«Non possiamo più permetterci il lusso di dirottare la maggior parte delle risorse a nostra disposizione nell’attività di banca d’affari e nei derivati». John Cryan, banchiere inglese di lungo corso, da meno di un mese alla guida di Deutsche Bank, ha aspettato qualche settimana prima di emettere questa sentenza in una dura lettera ai dirigenti. “È inutile negarlo – si legge tra l’altro – la nostra reputazione ha subito grossi danni. E ci vorrà un grande lavoro per ricostruire un clima di collaborazione con i regolatori”. Altro che Trojka.

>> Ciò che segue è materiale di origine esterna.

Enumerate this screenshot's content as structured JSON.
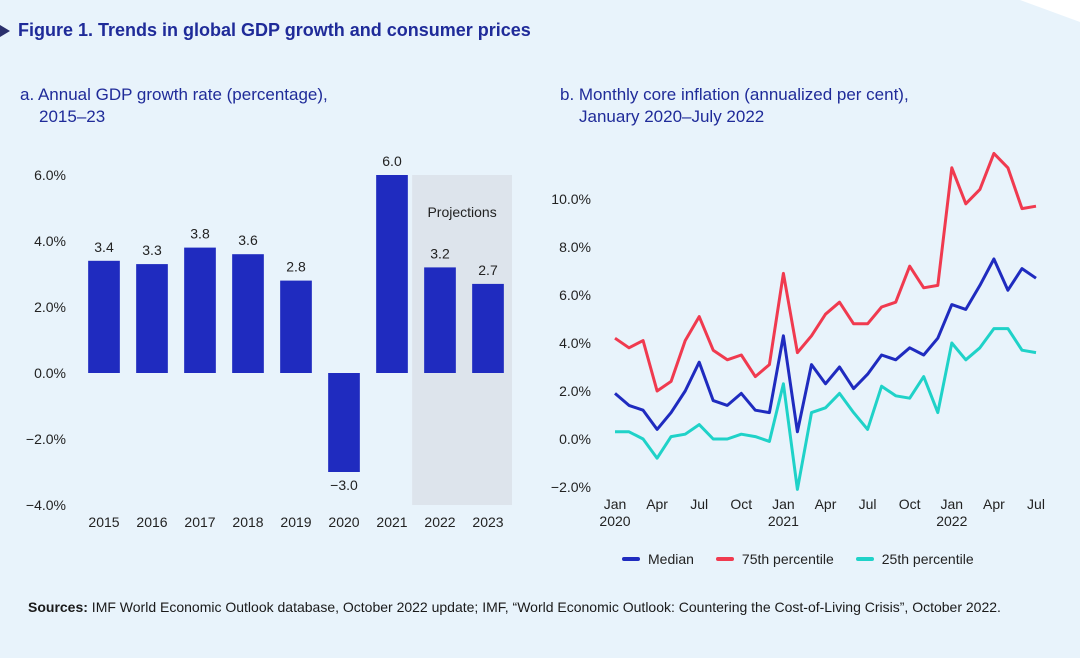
{
  "figure_title": "Figure 1.  Trends in global GDP growth and consumer prices",
  "panel_a": {
    "subtitle_line1": "a. Annual GDP growth rate (percentage),",
    "subtitle_line2": "2015–23",
    "projections_label": "Projections"
  },
  "panel_b": {
    "subtitle_line1": "b. Monthly core inflation (annualized per cent),",
    "subtitle_line2": "January 2020–July 2022"
  },
  "colors": {
    "bar": "#1f2bbf",
    "median": "#1f2bbf",
    "p75": "#f03a4f",
    "p25": "#1fd2c8",
    "projection_band": "#dde4ec"
  },
  "chart_data": [
    {
      "type": "bar",
      "categories": [
        "2015",
        "2016",
        "2017",
        "2018",
        "2019",
        "2020",
        "2021",
        "2022",
        "2023"
      ],
      "values": [
        3.4,
        3.3,
        3.8,
        3.6,
        2.8,
        -3.0,
        6.0,
        3.2,
        2.7
      ],
      "value_labels": [
        "3.4",
        "3.3",
        "3.8",
        "3.6",
        "2.8",
        "−3.0",
        "6.0",
        "3.2",
        "2.7"
      ],
      "ylim": [
        -4,
        6
      ],
      "yticks": [
        -4,
        -2,
        0,
        2,
        4,
        6
      ],
      "ytick_labels": [
        "−4.0%",
        "−2.0%",
        "0.0%",
        "2.0%",
        "4.0%",
        "6.0%"
      ],
      "projection_categories": [
        "2022",
        "2023"
      ],
      "annotation": "Projections",
      "xlabel": "",
      "ylabel": ""
    },
    {
      "type": "line",
      "x_count": 31,
      "x_tick_labels": [
        {
          "index": 0,
          "label": "Jan",
          "year": "2020"
        },
        {
          "index": 3,
          "label": "Apr"
        },
        {
          "index": 6,
          "label": "Jul"
        },
        {
          "index": 9,
          "label": "Oct"
        },
        {
          "index": 12,
          "label": "Jan",
          "year": "2021"
        },
        {
          "index": 15,
          "label": "Apr"
        },
        {
          "index": 18,
          "label": "Jul"
        },
        {
          "index": 21,
          "label": "Oct"
        },
        {
          "index": 24,
          "label": "Jan",
          "year": "2022"
        },
        {
          "index": 27,
          "label": "Apr"
        },
        {
          "index": 30,
          "label": "Jul"
        }
      ],
      "ylim": [
        -2,
        11
      ],
      "yticks": [
        -2,
        0,
        2,
        4,
        6,
        8,
        10
      ],
      "ytick_labels": [
        "−2.0%",
        "0.0%",
        "2.0%",
        "4.0%",
        "6.0%",
        "8.0%",
        "10.0%"
      ],
      "series": [
        {
          "name": "Median",
          "key": "median",
          "values": [
            1.9,
            1.4,
            1.2,
            0.4,
            1.1,
            2.0,
            3.2,
            1.6,
            1.4,
            1.9,
            1.2,
            1.1,
            4.3,
            0.3,
            3.1,
            2.3,
            3.0,
            2.1,
            2.7,
            3.5,
            3.3,
            3.8,
            3.5,
            4.2,
            5.6,
            5.4,
            6.4,
            7.5,
            6.2,
            7.1,
            6.7
          ]
        },
        {
          "name": "75th percentile",
          "key": "p75",
          "values": [
            4.2,
            3.8,
            4.1,
            2.0,
            2.4,
            4.1,
            5.1,
            3.7,
            3.3,
            3.5,
            2.6,
            3.1,
            6.9,
            3.6,
            4.3,
            5.2,
            5.7,
            4.8,
            4.8,
            5.5,
            5.7,
            7.2,
            6.3,
            6.4,
            11.3,
            9.8,
            10.4,
            11.9,
            11.3,
            9.6,
            9.7
          ]
        },
        {
          "name": "25th percentile",
          "key": "p25",
          "values": [
            0.3,
            0.3,
            0.0,
            -0.8,
            0.1,
            0.2,
            0.6,
            0.0,
            0.0,
            0.2,
            0.1,
            -0.1,
            2.3,
            -2.1,
            1.1,
            1.3,
            1.9,
            1.1,
            0.4,
            2.2,
            1.8,
            1.7,
            2.6,
            1.1,
            4.0,
            3.3,
            3.8,
            4.6,
            4.6,
            3.7,
            3.6
          ]
        }
      ],
      "legend_position": "bottom-center",
      "xlabel": "",
      "ylabel": ""
    }
  ],
  "sources": {
    "label": "Sources:",
    "text": " IMF World Economic Outlook database, October 2022 update; IMF, “World Economic Outlook: Countering the Cost-of-Living Crisis”, October 2022."
  }
}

Cryan ha carta bianca da parte di Angela Merkel e del ministro delle Finanze Wolfgang Schaeuble che gli hanno affidato una missione da far tremare i polsi: disinnescare la bomba ad orologeria dei derivati seppelliti nei bilanci dell’istituto simbolo della finanza d’oltre Reno, un incubo che pesa sulle sorti della Repubblica Federale. Vediamo perché.

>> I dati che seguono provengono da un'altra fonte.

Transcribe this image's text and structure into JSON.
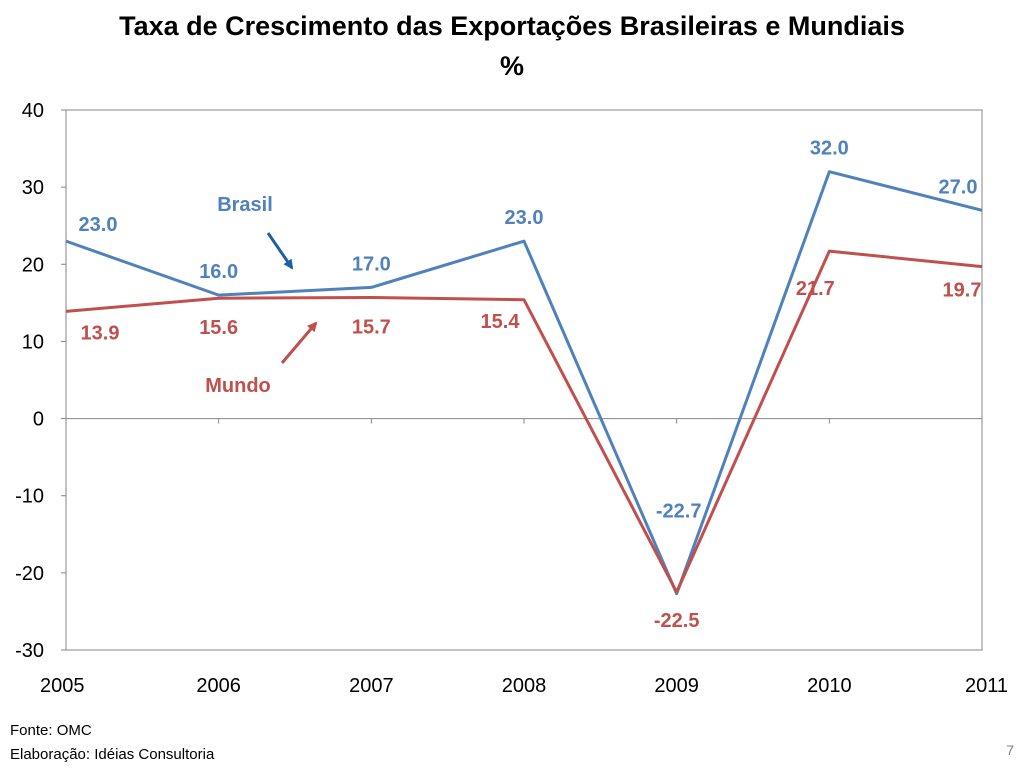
{
  "title_line1": "Taxa de Crescimento das Exportações Brasileiras e Mundiais",
  "title_line2": "%",
  "footer": {
    "source": "Fonte: OMC",
    "elaboration": "Elaboração: Idéias Consultoria"
  },
  "page_number": "7",
  "chart_data": {
    "type": "line",
    "x": [
      "2005",
      "2006",
      "2007",
      "2008",
      "2009",
      "2010",
      "2011"
    ],
    "ylim": [
      -30,
      40
    ],
    "yticks": [
      -30,
      -20,
      -10,
      0,
      10,
      20,
      30,
      40
    ],
    "grid": false,
    "series": [
      {
        "name": "Brasil",
        "color": "#4F81BD",
        "values": [
          23.0,
          16.0,
          17.0,
          23.0,
          -22.7,
          32.0,
          27.0
        ],
        "labels": [
          "23.0",
          "16.0",
          "17.0",
          "23.0",
          "-22.7",
          "32.0",
          "27.0"
        ]
      },
      {
        "name": "Mundo",
        "color": "#C0504D",
        "values": [
          13.9,
          15.6,
          15.7,
          15.4,
          -22.5,
          21.7,
          19.7
        ],
        "labels": [
          "13.9",
          "15.6",
          "15.7",
          "15.4",
          "-22.5",
          "21.7",
          "19.7"
        ]
      }
    ]
  }
}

L’ammontare degli strumenti derivati in mano all’istituto, secondo l’analisi compita nel settembre scorso dall’americana Zerohedge (ma la situazione, al limite, può essere solo peggiorata) si aggira su una cifra astronomica: 54.700 miliardi di euro, non invidiabile record mondiale, pari a venti volte il prodotto interno lordo tedesco e a cinque volte quello dell’eurozona. Per carità, non si tratta di un debito o di un’obbligazione a perdere. A fronte di questo tipo di operazioni, tipiche dei grandi istituti di importanza sistemica, ci sono controparti, per lo più bancarie. Deutsche Bank, insomma, ha venduto, attraverso i derivati, protezione finanziaria ad altri istituti impegnati in operazioni a rischio. Un po’ come fece a suo tempo l’americana Aig che fece da controparte alle operazioni inanzarie di Goldman Sachs, Merrill Lynch e così via, finendo sull’orlo del fallimento durante la tempesta Lehman Brothers. Quello che, probabilmente, potrebbe accadere nel caso di un tracollo finanziario di analoga potenza che potrebbe essere innescato dalla crisi greca.

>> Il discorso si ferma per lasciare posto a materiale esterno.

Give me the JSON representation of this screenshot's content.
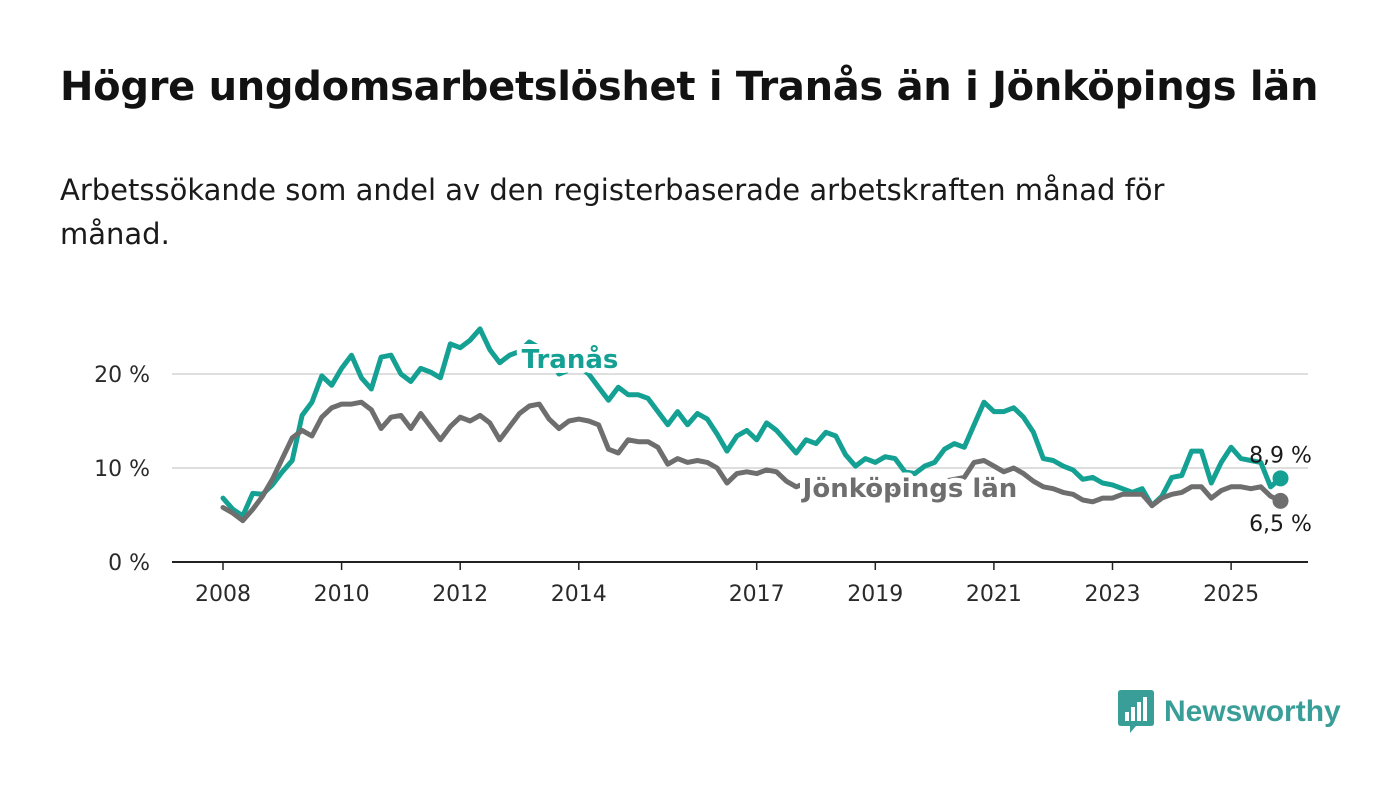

In sintesi, la scelta tedesca del 2011/12 di salvare le banche trasferendo i crediti dagli istituti privati agli Stati (Italia compresa) aveva una motivazione precisa: evitare ad ogni costo che si potesse scatenare un effetto domino in grado di colpire il cuore della finanza tedesca, già impegnata nel costoso salvataggio di Commerzbank. Il problema si ripropone, in maniera più grave, oggi. Negli ultimi anni Deutsche Bank ha accresciuto la scommessa sulla finanza innovativa (e, sulla carta, più redditizia). Intanto, per far fronte ad un bilancio sempre più esagerato, la banca ha assorbito tre aumenti di capitale e ha in pratica divorato gli sportelli della Post Bank, acquisita dalle Poste grazie al sostegno del governo. Ma, soprattutto, l’obiettivo di recuperare posizioni, ha spinto i vertici dell’istituto a spingere i traders ad impegnarsi nelle attività più rischiose e spesso illegali. Deutche Bank è stata condannata sia per la manipolazione del Libor che del mercato dei cambi, per citare gli ultimi scandali. E’ troppo anche per la Merkel, anche perchè i depositi della Deutsche Bank rappresentano solo un centesimo di questi 55,6 trillioni di prodotti derivati… Cipro non è nulla al confronto.